If you want to try my old policy, start with 5%, page one senior engineer, and log every override reason for a month. The data will tell you whether to tighten or relax. Better a false page than four minutes of global silence.
From Puzzle to Guardrails
By dawn the timeline felt complete. What struck me most was how ordinary the trigger looked: an engineer linked a test PoP to a pre‑production service, exactly the sort of BAU step every big network does a dozen times a day. In most shops the move would pass unnoticed, because lab services usually hold only lab prefixes. Yet one stray reference and a silent precedence rule turned that everyday gesture into a global outage. The question hanging over my desk was no longer “How did this happen?” but “How many different ways can we trip the same fuse, and how do we padlock each one?”
As a well writen post‑mortem Cloudflare’s blog post ends with “next steps”.
-
What Cloudflare has done / is doing:
- Rolled back the faulty topology within minutes, restoring BGP announcements.
- Accelerated retirement of the legacy push path in favor of a staged, health‑gated deploy pipeline.
- Building stronger compile‑time validation so critical prefixes cannot vanish from multiple PoPs.
- Committing to canary rollouts and automated rollback triggers for every future topology change.

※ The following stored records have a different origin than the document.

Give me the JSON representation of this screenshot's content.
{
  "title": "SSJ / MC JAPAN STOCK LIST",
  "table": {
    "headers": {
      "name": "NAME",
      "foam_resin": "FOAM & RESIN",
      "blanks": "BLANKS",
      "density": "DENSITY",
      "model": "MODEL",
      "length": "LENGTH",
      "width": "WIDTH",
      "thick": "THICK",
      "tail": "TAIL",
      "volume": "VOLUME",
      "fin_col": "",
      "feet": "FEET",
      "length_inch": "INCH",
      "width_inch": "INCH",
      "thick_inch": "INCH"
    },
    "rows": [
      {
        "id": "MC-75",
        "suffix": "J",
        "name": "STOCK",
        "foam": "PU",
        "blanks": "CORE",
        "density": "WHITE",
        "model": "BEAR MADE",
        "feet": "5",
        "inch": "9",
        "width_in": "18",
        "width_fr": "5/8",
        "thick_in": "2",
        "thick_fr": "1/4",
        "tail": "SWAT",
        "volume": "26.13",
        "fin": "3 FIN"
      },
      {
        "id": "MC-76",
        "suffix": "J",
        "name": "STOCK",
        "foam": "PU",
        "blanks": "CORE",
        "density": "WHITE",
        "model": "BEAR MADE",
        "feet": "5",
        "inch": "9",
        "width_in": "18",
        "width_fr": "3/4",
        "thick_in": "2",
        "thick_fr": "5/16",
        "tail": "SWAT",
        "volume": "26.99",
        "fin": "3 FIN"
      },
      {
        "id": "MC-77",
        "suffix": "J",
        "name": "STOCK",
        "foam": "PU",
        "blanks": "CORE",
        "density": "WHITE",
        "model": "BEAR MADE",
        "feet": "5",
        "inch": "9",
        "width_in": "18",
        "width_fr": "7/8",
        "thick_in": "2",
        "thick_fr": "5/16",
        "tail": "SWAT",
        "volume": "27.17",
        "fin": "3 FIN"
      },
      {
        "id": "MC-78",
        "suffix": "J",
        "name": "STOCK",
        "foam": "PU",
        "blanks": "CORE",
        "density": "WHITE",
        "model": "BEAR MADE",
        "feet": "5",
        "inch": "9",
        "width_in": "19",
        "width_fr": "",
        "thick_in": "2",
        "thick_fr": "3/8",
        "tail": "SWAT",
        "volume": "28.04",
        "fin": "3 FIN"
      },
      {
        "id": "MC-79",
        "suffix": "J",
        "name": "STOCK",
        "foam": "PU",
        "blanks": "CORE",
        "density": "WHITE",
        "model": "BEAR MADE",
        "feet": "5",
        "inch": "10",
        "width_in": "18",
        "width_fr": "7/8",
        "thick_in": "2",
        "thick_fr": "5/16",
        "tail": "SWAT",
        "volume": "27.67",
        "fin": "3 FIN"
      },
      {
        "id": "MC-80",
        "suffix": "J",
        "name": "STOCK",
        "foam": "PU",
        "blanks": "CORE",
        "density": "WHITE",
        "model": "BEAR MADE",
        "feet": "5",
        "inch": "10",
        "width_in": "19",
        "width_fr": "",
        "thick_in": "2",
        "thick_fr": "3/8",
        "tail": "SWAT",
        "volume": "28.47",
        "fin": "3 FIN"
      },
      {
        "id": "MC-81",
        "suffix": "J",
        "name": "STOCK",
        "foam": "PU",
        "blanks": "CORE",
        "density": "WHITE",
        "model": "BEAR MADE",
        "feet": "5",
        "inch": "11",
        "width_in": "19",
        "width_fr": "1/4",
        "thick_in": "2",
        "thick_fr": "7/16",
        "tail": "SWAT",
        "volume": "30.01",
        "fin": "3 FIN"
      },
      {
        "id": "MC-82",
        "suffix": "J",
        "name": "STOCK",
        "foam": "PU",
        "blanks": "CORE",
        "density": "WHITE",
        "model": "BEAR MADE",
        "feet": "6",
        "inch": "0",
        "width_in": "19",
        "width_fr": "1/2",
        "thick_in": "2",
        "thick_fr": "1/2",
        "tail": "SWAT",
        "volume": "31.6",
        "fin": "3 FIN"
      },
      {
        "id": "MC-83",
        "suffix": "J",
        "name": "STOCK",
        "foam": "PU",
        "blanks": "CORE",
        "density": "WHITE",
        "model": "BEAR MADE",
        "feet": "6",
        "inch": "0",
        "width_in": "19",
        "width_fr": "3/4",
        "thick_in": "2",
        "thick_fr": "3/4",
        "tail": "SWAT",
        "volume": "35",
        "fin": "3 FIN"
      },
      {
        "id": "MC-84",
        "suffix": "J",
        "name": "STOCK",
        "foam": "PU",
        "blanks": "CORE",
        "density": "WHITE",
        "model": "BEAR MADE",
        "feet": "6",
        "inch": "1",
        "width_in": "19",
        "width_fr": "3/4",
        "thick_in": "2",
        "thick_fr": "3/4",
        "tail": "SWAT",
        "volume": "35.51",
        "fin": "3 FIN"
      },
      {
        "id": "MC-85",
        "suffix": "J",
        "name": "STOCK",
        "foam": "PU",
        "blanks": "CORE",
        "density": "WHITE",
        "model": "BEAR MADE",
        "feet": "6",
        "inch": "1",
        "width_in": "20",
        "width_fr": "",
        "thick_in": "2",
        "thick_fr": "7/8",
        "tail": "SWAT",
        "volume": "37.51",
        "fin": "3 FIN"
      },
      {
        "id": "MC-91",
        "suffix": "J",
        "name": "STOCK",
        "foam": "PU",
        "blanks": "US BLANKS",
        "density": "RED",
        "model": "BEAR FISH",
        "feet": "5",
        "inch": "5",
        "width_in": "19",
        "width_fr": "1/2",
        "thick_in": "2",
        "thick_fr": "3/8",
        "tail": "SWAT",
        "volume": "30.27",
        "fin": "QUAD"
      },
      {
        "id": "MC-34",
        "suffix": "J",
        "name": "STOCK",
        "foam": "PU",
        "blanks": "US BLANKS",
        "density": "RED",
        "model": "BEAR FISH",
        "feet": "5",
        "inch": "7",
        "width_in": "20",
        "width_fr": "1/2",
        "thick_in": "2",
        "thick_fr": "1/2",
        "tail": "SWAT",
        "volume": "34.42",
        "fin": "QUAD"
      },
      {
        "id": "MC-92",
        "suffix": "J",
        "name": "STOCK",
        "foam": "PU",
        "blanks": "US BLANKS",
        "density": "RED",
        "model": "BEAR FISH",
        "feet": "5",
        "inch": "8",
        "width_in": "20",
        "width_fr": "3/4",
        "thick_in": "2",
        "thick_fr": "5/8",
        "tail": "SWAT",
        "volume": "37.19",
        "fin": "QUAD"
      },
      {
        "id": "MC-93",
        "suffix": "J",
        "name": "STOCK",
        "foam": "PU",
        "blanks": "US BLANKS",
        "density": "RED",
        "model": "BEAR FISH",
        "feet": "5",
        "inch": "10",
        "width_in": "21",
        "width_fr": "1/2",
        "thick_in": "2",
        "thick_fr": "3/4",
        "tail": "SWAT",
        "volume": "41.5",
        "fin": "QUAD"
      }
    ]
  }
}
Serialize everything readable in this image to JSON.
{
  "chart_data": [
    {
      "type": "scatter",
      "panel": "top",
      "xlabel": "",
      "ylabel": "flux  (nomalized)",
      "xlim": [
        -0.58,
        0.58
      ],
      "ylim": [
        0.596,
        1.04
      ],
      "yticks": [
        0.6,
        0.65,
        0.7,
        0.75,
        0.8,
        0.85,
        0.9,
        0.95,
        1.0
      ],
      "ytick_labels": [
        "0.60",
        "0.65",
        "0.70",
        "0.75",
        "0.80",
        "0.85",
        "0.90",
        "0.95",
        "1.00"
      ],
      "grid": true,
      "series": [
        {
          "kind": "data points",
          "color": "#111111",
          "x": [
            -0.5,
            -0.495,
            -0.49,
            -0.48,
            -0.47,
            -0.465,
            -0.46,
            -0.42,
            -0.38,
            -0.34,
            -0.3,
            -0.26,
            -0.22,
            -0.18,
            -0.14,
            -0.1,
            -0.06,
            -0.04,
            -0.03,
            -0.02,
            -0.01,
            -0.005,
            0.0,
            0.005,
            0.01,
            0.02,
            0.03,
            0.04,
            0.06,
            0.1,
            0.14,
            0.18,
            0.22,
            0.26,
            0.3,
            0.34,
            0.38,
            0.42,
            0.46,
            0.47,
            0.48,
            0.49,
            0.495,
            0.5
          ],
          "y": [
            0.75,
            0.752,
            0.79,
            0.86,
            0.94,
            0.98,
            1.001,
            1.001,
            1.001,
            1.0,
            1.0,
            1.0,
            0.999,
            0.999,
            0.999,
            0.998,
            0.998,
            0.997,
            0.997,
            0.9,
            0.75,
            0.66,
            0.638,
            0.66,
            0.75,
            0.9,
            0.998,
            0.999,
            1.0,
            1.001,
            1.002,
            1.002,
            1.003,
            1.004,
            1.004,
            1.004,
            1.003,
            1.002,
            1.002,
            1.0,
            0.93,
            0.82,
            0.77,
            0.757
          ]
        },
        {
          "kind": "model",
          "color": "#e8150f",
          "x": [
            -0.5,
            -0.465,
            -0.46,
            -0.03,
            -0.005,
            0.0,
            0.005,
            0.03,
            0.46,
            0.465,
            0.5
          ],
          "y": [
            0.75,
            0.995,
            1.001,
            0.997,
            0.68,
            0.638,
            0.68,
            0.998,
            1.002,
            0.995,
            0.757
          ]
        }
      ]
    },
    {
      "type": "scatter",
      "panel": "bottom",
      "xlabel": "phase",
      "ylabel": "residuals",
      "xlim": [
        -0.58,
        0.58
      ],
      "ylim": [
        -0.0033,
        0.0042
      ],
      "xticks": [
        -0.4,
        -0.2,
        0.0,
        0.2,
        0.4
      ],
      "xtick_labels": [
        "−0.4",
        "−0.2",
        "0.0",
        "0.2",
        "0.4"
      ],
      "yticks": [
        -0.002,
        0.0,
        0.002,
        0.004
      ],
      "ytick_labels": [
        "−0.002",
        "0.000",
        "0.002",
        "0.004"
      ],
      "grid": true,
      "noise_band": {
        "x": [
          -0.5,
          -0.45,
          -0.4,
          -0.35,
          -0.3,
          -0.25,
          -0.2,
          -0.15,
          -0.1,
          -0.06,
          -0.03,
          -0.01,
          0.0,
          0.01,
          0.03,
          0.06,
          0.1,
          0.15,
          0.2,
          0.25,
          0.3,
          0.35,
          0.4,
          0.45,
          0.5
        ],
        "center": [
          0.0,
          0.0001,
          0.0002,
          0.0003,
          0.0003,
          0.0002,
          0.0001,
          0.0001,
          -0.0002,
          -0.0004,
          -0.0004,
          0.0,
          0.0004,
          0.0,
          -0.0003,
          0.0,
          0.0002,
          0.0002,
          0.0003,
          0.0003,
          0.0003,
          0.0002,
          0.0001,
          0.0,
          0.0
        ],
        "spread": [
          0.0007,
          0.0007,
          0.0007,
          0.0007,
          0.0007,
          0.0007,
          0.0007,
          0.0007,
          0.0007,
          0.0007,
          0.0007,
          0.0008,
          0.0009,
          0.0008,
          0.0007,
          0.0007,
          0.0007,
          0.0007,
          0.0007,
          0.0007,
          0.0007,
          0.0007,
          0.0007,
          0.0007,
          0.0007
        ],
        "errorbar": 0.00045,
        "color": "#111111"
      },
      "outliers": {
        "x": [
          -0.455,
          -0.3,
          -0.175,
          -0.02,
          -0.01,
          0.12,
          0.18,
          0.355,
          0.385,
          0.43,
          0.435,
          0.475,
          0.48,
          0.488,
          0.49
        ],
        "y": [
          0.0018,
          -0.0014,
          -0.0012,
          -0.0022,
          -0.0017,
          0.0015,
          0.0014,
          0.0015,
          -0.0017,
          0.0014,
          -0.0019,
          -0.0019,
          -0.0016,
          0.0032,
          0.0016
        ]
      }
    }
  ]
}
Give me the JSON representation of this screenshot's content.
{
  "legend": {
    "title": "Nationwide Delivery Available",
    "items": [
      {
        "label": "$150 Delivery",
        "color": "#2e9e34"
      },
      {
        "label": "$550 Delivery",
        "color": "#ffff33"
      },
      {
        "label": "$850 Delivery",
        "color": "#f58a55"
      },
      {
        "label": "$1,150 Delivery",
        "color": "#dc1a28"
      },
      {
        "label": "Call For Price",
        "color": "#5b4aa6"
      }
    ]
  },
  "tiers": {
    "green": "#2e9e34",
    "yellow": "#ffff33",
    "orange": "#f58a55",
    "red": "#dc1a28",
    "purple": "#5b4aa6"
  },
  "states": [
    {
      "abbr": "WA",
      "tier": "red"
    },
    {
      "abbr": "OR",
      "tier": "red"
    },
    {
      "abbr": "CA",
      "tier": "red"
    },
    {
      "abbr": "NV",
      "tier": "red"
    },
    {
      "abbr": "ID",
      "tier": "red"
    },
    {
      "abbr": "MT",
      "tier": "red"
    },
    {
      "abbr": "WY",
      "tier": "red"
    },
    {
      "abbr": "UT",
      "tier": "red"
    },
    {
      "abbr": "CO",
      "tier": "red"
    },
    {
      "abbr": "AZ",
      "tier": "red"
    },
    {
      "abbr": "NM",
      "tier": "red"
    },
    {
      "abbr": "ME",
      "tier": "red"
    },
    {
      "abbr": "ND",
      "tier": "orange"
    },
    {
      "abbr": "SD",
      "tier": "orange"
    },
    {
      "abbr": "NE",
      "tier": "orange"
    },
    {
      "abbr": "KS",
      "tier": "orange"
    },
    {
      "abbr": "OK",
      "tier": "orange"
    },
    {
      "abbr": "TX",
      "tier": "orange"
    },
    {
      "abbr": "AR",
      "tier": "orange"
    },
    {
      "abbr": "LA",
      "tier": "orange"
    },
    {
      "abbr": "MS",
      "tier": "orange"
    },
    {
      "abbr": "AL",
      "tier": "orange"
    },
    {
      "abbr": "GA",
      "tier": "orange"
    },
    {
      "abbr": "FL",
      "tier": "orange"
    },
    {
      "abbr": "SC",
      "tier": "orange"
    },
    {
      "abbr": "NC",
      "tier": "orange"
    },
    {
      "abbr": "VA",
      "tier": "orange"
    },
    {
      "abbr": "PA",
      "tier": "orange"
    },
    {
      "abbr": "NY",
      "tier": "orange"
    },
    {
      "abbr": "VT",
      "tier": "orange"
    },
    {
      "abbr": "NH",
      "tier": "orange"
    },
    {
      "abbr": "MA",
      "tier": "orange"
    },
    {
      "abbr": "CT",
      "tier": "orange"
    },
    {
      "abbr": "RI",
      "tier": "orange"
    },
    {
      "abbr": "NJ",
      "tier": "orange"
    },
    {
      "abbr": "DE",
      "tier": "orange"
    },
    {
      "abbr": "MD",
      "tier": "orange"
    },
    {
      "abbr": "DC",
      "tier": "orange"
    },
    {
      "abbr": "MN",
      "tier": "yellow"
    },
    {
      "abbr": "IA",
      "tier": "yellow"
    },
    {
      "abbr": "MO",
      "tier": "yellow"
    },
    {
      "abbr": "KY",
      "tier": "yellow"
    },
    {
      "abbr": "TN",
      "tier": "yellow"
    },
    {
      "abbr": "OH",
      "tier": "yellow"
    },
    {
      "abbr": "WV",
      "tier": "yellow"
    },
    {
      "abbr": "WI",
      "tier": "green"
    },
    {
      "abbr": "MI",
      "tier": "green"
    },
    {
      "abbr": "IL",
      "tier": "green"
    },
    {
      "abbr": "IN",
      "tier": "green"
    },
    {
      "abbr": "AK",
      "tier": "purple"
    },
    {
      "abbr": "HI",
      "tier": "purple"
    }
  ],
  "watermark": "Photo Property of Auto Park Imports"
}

Those are solid moves. Still, wearing my threshold‑loving, monitoring‑scarred hat, I would bolt on two extra padlocks - both cheap, both immediately actionable for almost any team. Personally, I never had a chance to run network operations at Cloudflare’s scale - my biggest deployment topped at ~40k IP addresses spread over few hundred subnets. So if your scale not as big as Cloudflare’s, below could be a perfect start:
-
Quick Fixes:
- Stop prod‑prefix leaks into dev
Tag and enforce. Introduce a
production: true
flag on critical objects. Fail CI if the object tags do not match environment (i.e.prod
->dev
). - Blind diff‑size threshold (quick fix everyone should steal). It costs five lines of YAML to refuse any roll-out that rewrites, say, more than 5% of the config without human sign‑off. Perfect? No. But the next time a single lab tweak wants to suppress thousands of rows, you wait for approval instead of a blackout.
- Stop prod‑prefix leaks into dev
Tag and enforce. Introduce a
With those two guardrails, a rogue reference must clear at least couple of sanity-checks. Defence‑in‑depth by inches, not giant rewrites.
Bullet Proof Your Network:
- Week 1 Add
production
tags to your objects, fail CI on environment mismatch. - Week 2 Copy‑paste the diff‑size gate I’ve listed above. Start permissive (10 %), tighten as you learn.
- Week 3 Wire a single‑device canary on your smallest site; abort if latency or reachability blips.
- Week 4 Review overrides and false positives, tweak thresholds, document lessons.
Tiny padlocks, layered together, turn a global blast radius into a harmless lab blip - and cost less than a single post‑mortem meeting.